I never thought of it as Windows having an issue with file transfers as much as it was the CPUs and the hard drives and the hard drive controllers if they were software based and had cache and so on and so forth. Most contemporary computers have so much extra CPU power and SSDs it's just not an issue to saturate a 1 gigabit network. Kind of like how the new synology SD1821+ has a fast enough CPU and/or raid controller that RAID5 writes can pretty much saturate my 10 GB network and some of the RAID calculators show that you should only get single drive performance on writes and multiple drive performance on reads but the hardware is fast enough now that that's not necessarily the case on writes anymore.
 
I never thought of it as Windows having an issue with file transfers as much as it was the CPUs and the hard drives and the hard drive controllers if they were software based and had cache and so on and so forth. Most contemporary computers have so much extra CPU power and SSDs it's just not an issue to saturate a 1 gigabit network. Kind of like how the new synology SD1821+ has a fast enough CPU and/or raid controller that RAID5 writes can pretty much saturate my 10 GB network and some of the RAID calculators show that you should only get single drive performance on writes and multiple drive performance on reads but the hardware is fast enough now that that's not necessarily the case on writes anymore.

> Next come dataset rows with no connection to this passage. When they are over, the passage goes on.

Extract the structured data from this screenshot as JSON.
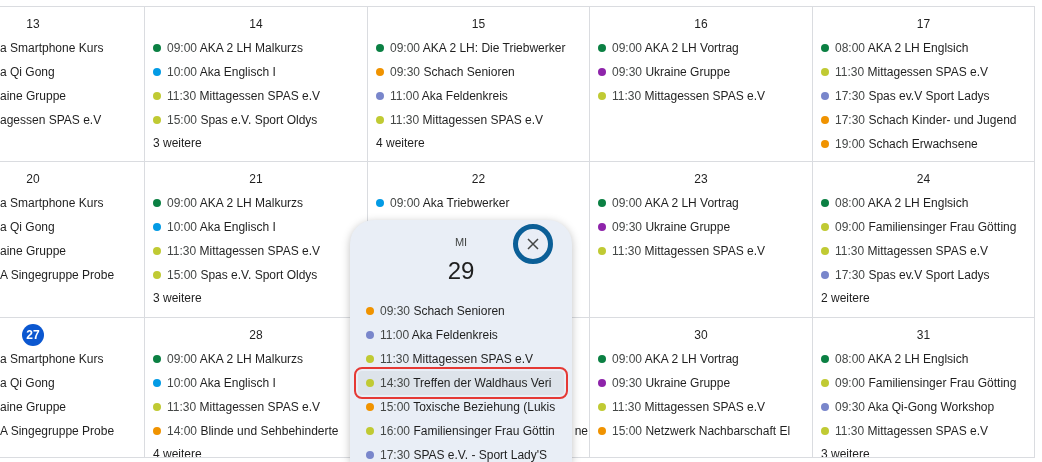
{
  "weeks": [
    {
      "days": [
        {
          "day": "13",
          "today": false,
          "events": [
            {
              "kind": "clipped",
              "text": "a Smartphone Kurs"
            },
            {
              "kind": "clipped",
              "text": "a Qi Gong"
            },
            {
              "kind": "clipped",
              "text": "aine Gruppe"
            },
            {
              "kind": "clipped",
              "text": "agessen SPAS e.V"
            }
          ]
        },
        {
          "day": "14",
          "today": false,
          "events": [
            {
              "kind": "event",
              "time": "09:00",
              "title": "AKA 2 LH Malkurzs",
              "color": "#0b8043"
            },
            {
              "kind": "event",
              "time": "10:00",
              "title": "Aka Englisch I",
              "color": "#039be5"
            },
            {
              "kind": "event",
              "time": "11:30",
              "title": "Mittagessen SPAS e.V",
              "color": "#c0ca33"
            },
            {
              "kind": "event",
              "time": "15:00",
              "title": "Spas e.V. Sport Oldys",
              "color": "#c0ca33"
            }
          ],
          "more": "3 weitere"
        },
        {
          "day": "15",
          "today": false,
          "events": [
            {
              "kind": "event",
              "time": "09:00",
              "title": "AKA 2 LH: Die Triebwerker",
              "color": "#0b8043"
            },
            {
              "kind": "event",
              "time": "09:30",
              "title": "Schach Senioren",
              "color": "#f09300"
            },
            {
              "kind": "event",
              "time": "11:00",
              "title": "Aka Feldenkreis",
              "color": "#7986cb"
            },
            {
              "kind": "event",
              "time": "11:30",
              "title": "Mittagessen SPAS e.V",
              "color": "#c0ca33"
            }
          ],
          "more": "4 weitere"
        },
        {
          "day": "16",
          "today": false,
          "events": [
            {
              "kind": "event",
              "time": "09:00",
              "title": "AKA 2 LH Vortrag",
              "color": "#0b8043"
            },
            {
              "kind": "event",
              "time": "09:30",
              "title": "Ukraine Gruppe",
              "color": "#8e24aa"
            },
            {
              "kind": "event",
              "time": "11:30",
              "title": "Mittagessen SPAS e.V",
              "color": "#c0ca33"
            }
          ]
        },
        {
          "day": "17",
          "today": false,
          "events": [
            {
              "kind": "event",
              "time": "08:00",
              "title": "AKA 2 LH Englsich",
              "color": "#0b8043"
            },
            {
              "kind": "event",
              "time": "11:30",
              "title": "Mittagessen SPAS e.V",
              "color": "#c0ca33"
            },
            {
              "kind": "event",
              "time": "17:30",
              "title": "Spas ev.V Sport Ladys",
              "color": "#7986cb"
            },
            {
              "kind": "event",
              "time": "17:30",
              "title": "Schach Kinder- und Jugend",
              "color": "#f09300"
            },
            {
              "kind": "event",
              "time": "19:00",
              "title": "Schach Erwachsene",
              "color": "#f09300"
            }
          ]
        }
      ]
    },
    {
      "days": [
        {
          "day": "20",
          "today": false,
          "events": [
            {
              "kind": "clipped",
              "text": "a Smartphone Kurs"
            },
            {
              "kind": "clipped",
              "text": "a Qi Gong"
            },
            {
              "kind": "clipped",
              "text": "aine Gruppe"
            },
            {
              "kind": "clipped",
              "text": "A Singegruppe Probe"
            }
          ]
        },
        {
          "day": "21",
          "today": false,
          "events": [
            {
              "kind": "event",
              "time": "09:00",
              "title": "AKA 2 LH Malkurzs",
              "color": "#0b8043"
            },
            {
              "kind": "event",
              "time": "10:00",
              "title": "Aka Englisch I",
              "color": "#039be5"
            },
            {
              "kind": "event",
              "time": "11:30",
              "title": "Mittagessen SPAS e.V",
              "color": "#c0ca33"
            },
            {
              "kind": "event",
              "time": "15:00",
              "title": "Spas e.V. Sport Oldys",
              "color": "#c0ca33"
            }
          ],
          "more": "3 weitere"
        },
        {
          "day": "22",
          "today": false,
          "events": [
            {
              "kind": "event",
              "time": "09:00",
              "title": "Aka Triebwerker",
              "color": "#039be5"
            }
          ]
        },
        {
          "day": "23",
          "today": false,
          "events": [
            {
              "kind": "event",
              "time": "09:00",
              "title": "AKA 2 LH Vortrag",
              "color": "#0b8043"
            },
            {
              "kind": "event",
              "time": "09:30",
              "title": "Ukraine Gruppe",
              "color": "#8e24aa"
            },
            {
              "kind": "event",
              "time": "11:30",
              "title": "Mittagessen SPAS e.V",
              "color": "#c0ca33"
            }
          ]
        },
        {
          "day": "24",
          "today": false,
          "events": [
            {
              "kind": "event",
              "time": "08:00",
              "title": "AKA 2 LH Englsich",
              "color": "#0b8043"
            },
            {
              "kind": "event",
              "time": "09:00",
              "title": "Familiensinger Frau Götting",
              "color": "#c0ca33"
            },
            {
              "kind": "event",
              "time": "11:30",
              "title": "Mittagessen SPAS e.V",
              "color": "#c0ca33"
            },
            {
              "kind": "event",
              "time": "17:30",
              "title": "Spas ev.V Sport Ladys",
              "color": "#7986cb"
            }
          ],
          "more": "2 weitere"
        }
      ]
    },
    {
      "days": [
        {
          "day": "27",
          "today": true,
          "events": [
            {
              "kind": "clipped",
              "text": "a Smartphone Kurs"
            },
            {
              "kind": "clipped",
              "text": "a Qi Gong"
            },
            {
              "kind": "clipped",
              "text": "aine Gruppe"
            },
            {
              "kind": "clipped",
              "text": "A Singegruppe Probe"
            }
          ]
        },
        {
          "day": "28",
          "today": false,
          "events": [
            {
              "kind": "event",
              "time": "09:00",
              "title": "AKA 2 LH Malkurzs",
              "color": "#0b8043"
            },
            {
              "kind": "event",
              "time": "10:00",
              "title": "Aka Englisch I",
              "color": "#039be5"
            },
            {
              "kind": "event",
              "time": "11:30",
              "title": "Mittagessen SPAS e.V",
              "color": "#c0ca33"
            },
            {
              "kind": "event",
              "time": "14:00",
              "title": "Blinde und Sehbehinderte",
              "color": "#f09300"
            }
          ],
          "more": "4 weitere"
        },
        {
          "events": [
            {
              "kind": "fragment",
              "text": "ne"
            }
          ]
        },
        {
          "day": "30",
          "today": false,
          "events": [
            {
              "kind": "event",
              "time": "09:00",
              "title": "AKA 2 LH Vortrag",
              "color": "#0b8043"
            },
            {
              "kind": "event",
              "time": "09:30",
              "title": "Ukraine Gruppe",
              "color": "#8e24aa"
            },
            {
              "kind": "event",
              "time": "11:30",
              "title": "Mittagessen SPAS e.V",
              "color": "#c0ca33"
            },
            {
              "kind": "event",
              "time": "15:00",
              "title": "Netzwerk Nachbarschaft El",
              "color": "#f09300"
            }
          ]
        },
        {
          "day": "31",
          "today": false,
          "events": [
            {
              "kind": "event",
              "time": "08:00",
              "title": "AKA 2 LH Englsich",
              "color": "#0b8043"
            },
            {
              "kind": "event",
              "time": "09:00",
              "title": "Familiensinger Frau Götting",
              "color": "#c0ca33"
            },
            {
              "kind": "event",
              "time": "09:30",
              "title": "Aka Qi-Gong Workshop",
              "color": "#7986cb"
            },
            {
              "kind": "event",
              "time": "11:30",
              "title": "Mittagessen SPAS e.V",
              "color": "#c0ca33"
            }
          ],
          "more": "3 weitere"
        }
      ]
    }
  ],
  "popup": {
    "weekday": "MI",
    "day": "29",
    "events": [
      {
        "time": "09:30",
        "title": "Schach Senioren",
        "color": "#f09300",
        "selected": false
      },
      {
        "time": "11:00",
        "title": "Aka Feldenkreis",
        "color": "#7986cb",
        "selected": false
      },
      {
        "time": "11:30",
        "title": "Mittagessen SPAS e.V",
        "color": "#c0ca33",
        "selected": false
      },
      {
        "time": "14:30",
        "title": "Treffen der Waldhaus Veri",
        "color": "#c0ca33",
        "selected": true
      },
      {
        "time": "15:00",
        "title": "Toxische Beziehung (Lukis",
        "color": "#f09300",
        "selected": false
      },
      {
        "time": "16:00",
        "title": "Familiensinger Frau Göttin",
        "color": "#c0ca33",
        "selected": false
      },
      {
        "time": "17:30",
        "title": "SPAS e.V. - Sport Lady'S",
        "color": "#7986cb",
        "selected": false
      }
    ]
  }
}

That's the case now but back in the day Windows tanked on large file transfers. It did not efficiently use it's own resources as it handles pretty well now. But we are talking pre-64bit times when 1gb was fairly new. But back then moving really large files was the exception and not the norm where today that is an everyday event. Windows itself, drivers, and as you mentioned, hardware has come a long way since those days.